When working with CSS codebases, we should treat them with the same respect as we do other codebases. Yes, code smells do exist in CSS — in fact, you may have seem them before elsewhere: magic numbers, poor naming conventions, spaghetti code, and good ol' fashion brute-forcing.

Spaghetti code is less joyful. (Hyperbole and a Half)

Now, the truth of the matter is that CSS was never meant for scale, with the cascading behavior itself being a huge impediment. To address some of these issues, there is a veritable alphabet soup of methodologies out there (BEM, OOCSS, SMACSS, Atomic Design, to name a few) which have some worthwhile ideas about how to write saner and more structured CSS.

This post is not about any of those methodologies, or about why CSS sucks. This post is about getting back to basics: things we value in our CSS. These values provide us with a guiding philosophy for what is most important to us, and serve as motivation to adopt new practices or abandon ones that aren’t working. They also help us to better communicate with each other, through both face-to-face conversations and the code we write.

1. We value CSS that is understandable and that can be reasoned about.

It doesn’t take very long for CSS to reach the “ball of mud” stage, especially if you’re relying on a framework, such as Bootstrap or Foundation. It gets increasingly difficult to know why some style rule is being applied or overridden in a specific context, or if it’s even being used at all.

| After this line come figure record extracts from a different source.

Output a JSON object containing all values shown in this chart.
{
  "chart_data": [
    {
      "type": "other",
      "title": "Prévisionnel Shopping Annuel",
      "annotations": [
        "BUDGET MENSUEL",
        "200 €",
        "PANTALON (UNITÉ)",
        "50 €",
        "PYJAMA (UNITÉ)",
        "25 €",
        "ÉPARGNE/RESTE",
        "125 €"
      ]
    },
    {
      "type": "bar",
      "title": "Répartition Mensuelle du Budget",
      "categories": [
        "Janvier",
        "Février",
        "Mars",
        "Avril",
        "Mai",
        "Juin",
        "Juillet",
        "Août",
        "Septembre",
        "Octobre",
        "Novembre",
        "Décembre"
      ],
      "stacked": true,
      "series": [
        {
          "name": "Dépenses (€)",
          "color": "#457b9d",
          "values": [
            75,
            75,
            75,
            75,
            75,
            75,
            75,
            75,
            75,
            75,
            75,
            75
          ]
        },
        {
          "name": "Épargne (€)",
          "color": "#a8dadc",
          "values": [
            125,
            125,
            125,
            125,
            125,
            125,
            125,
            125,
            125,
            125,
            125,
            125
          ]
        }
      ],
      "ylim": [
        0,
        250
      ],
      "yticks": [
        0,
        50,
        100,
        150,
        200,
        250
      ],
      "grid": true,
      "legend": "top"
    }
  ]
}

Because it is practically impossible to know at compile time what effects the CSS will produce, we can end up with a lot of dead or duplicate code that everyone is afraid to touch. If we are able to understand why those rules exist, then we will feel more empowered to make changes to them.

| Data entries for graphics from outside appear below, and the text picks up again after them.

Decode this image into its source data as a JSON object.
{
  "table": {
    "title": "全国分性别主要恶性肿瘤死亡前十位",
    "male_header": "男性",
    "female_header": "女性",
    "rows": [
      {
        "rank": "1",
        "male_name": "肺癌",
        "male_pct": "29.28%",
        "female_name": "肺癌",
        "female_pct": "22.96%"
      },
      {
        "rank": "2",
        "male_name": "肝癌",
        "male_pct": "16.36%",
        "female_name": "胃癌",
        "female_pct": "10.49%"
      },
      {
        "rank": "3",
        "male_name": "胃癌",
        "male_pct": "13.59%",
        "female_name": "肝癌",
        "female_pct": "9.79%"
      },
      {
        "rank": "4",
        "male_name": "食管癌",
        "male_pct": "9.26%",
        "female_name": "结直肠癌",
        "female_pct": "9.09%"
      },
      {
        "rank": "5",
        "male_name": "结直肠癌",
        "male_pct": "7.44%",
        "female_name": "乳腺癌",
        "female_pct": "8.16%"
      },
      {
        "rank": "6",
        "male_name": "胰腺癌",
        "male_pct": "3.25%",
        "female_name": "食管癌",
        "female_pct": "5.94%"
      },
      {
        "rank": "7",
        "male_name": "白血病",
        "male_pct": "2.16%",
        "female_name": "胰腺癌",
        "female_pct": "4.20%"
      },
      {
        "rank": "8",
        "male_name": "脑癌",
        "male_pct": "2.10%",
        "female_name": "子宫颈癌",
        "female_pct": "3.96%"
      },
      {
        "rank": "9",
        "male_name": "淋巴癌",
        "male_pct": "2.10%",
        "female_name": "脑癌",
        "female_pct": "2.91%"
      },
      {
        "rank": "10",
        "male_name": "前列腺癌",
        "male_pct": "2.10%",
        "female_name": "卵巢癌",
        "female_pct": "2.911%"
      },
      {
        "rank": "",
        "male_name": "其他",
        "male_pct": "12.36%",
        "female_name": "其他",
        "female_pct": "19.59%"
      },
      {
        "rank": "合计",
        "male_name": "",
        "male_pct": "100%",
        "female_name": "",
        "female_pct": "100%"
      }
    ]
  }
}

2. We value CSS that is modifiable with confidence.

Can we add new things easily? Can we make changes to old code without breaking existing behaviors or producing unintended side effects? This goes hand-in-hand with our ability to reason about our CSS.

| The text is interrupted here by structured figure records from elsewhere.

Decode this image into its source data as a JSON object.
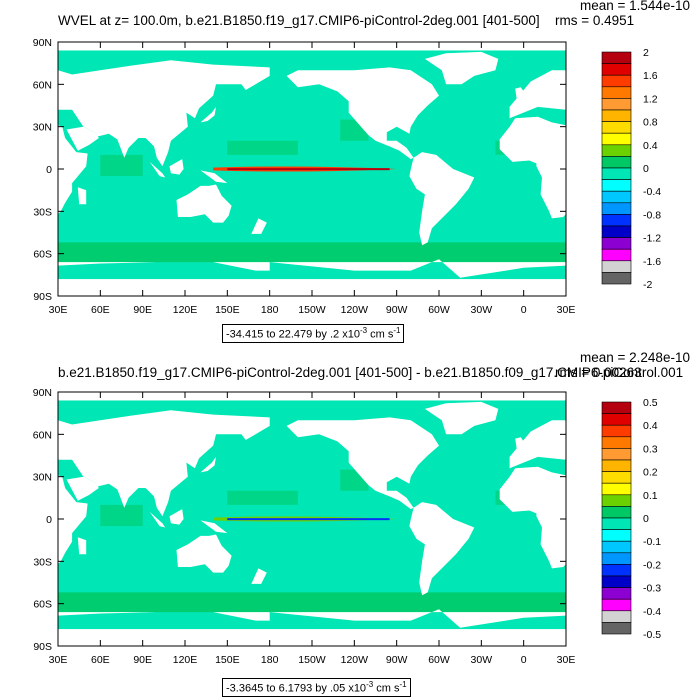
{
  "charts": [
    {
      "title": "WVEL at z= 100.0m, b.e21.B1850.f19_g17.CMIP6-piControl-2deg.001 [401-500]",
      "mean": "mean = 1.544e-10",
      "rms": "rms = 0.4951",
      "range_main": "-34.415 to 22.479 by .2 x10",
      "range_exp": "-3",
      "range_unit": " cm s",
      "range_unit_exp": "-1"
    },
    {
      "title": "b.e21.B1850.f19_g17.CMIP6-piControl-2deg.001 [401-500] - b.e21.B1850.f09_g17.CMIP6-piControl.001",
      "mean": "mean = 2.248e-10",
      "rms": "rms = 0.00263",
      "range_main": "-3.3645 to 6.1793 by .05 x10",
      "range_exp": "-3",
      "range_unit": " cm s",
      "range_unit_exp": "-1"
    }
  ],
  "chart_data": [
    {
      "type": "heatmap",
      "title": "WVEL at z= 100.0m, b.e21.B1850.f19_g17.CMIP6-piControl-2deg.001 [401-500]",
      "x_ticks": [
        "30E",
        "60E",
        "90E",
        "120E",
        "150E",
        "180",
        "150W",
        "120W",
        "90W",
        "60W",
        "30W",
        "0",
        "30E"
      ],
      "y_ticks": [
        "90N",
        "60N",
        "30N",
        "0",
        "30S",
        "60S",
        "90S"
      ],
      "colorbar_labels": [
        "2",
        "1.6",
        "1.2",
        "0.8",
        "0.4",
        "0",
        "-0.4",
        "-0.8",
        "-1.2",
        "-1.6",
        "-2"
      ],
      "colorbar_colors": [
        "#b4000f",
        "#e10000",
        "#ff3c00",
        "#ff7800",
        "#ff9b32",
        "#ffb400",
        "#ffdc00",
        "#ffff00",
        "#6cd100",
        "#00c864",
        "#00e6b4",
        "#00ffff",
        "#00c8ff",
        "#0096ff",
        "#0032ff",
        "#0000c8",
        "#8c00d2",
        "#ff00ff",
        "#d2d2d2",
        "#646464"
      ],
      "mean": 1.544e-10,
      "rms": 0.4951
    },
    {
      "type": "heatmap",
      "title": "b.e21.B1850.f19_g17.CMIP6-piControl-2deg.001 [401-500] - b.e21.B1850.f09_g17.CMIP6-piControl.001",
      "x_ticks": [
        "30E",
        "60E",
        "90E",
        "120E",
        "150E",
        "180",
        "150W",
        "120W",
        "90W",
        "60W",
        "30W",
        "0",
        "30E"
      ],
      "y_ticks": [
        "90N",
        "60N",
        "30N",
        "0",
        "30S",
        "60S",
        "90S"
      ],
      "colorbar_labels": [
        "0.5",
        "0.4",
        "0.3",
        "0.2",
        "0.1",
        "0",
        "-0.1",
        "-0.2",
        "-0.3",
        "-0.4",
        "-0.5"
      ],
      "colorbar_colors": [
        "#b4000f",
        "#e10000",
        "#ff3c00",
        "#ff7800",
        "#ff9b32",
        "#ffb400",
        "#ffdc00",
        "#ffff00",
        "#6cd100",
        "#00c864",
        "#00e6b4",
        "#00ffff",
        "#00c8ff",
        "#0096ff",
        "#0032ff",
        "#0000c8",
        "#8c00d2",
        "#ff00ff",
        "#d2d2d2",
        "#646464"
      ],
      "mean": 2.248e-10,
      "rms": 0.00263
    }
  ]
}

Refactoring CSS is inherently a risky business. It is far too easy to override a style rule, and much more difficult to effectively reuse groups of style rules. As a result, the cost of making a change can start to creep upwards the larger our codebase grows.

We ultimately care about writing CSS that will scale as our application scales, so that means using strategies that will mitigate these types of risks, thereby increasing our confidence in the code we write.

3. We value CSS that is proactive, not reactive.

If we’ve lost the ability to reason about our code, we’re no longer able to modify it confidently, and thus further changes become reactions to the contraints of the existing system. Reactionary code usually increases in specificity, until we finally just throw down !important as our white flag.

In theory, it would certainly make our lives easier if we decide all p elements should be styled exactly the same to reduce duplication in our HTML markup and our CSS. But what happens as soon as we want to introduce a new style for p.foo elements? Since they will inherit our initial styles, we will need to go to the trouble of overriding the rules that are different.

If we have to override a style, it usually means we made some kind of assumption and applied the rule too soon. We value the ability to make proactive decisions about the code we write, rather than reacting defensively to code that already exists and creating unnecessary workarounds.

Closing thoughts

When trying to figure out what practices to implement with your team, it really helps to agree on a set of values and principles you want to follow. This helps to build a sense of collective ownership and discipline around your CSS codebase, and provides a framework for grounding future decisions.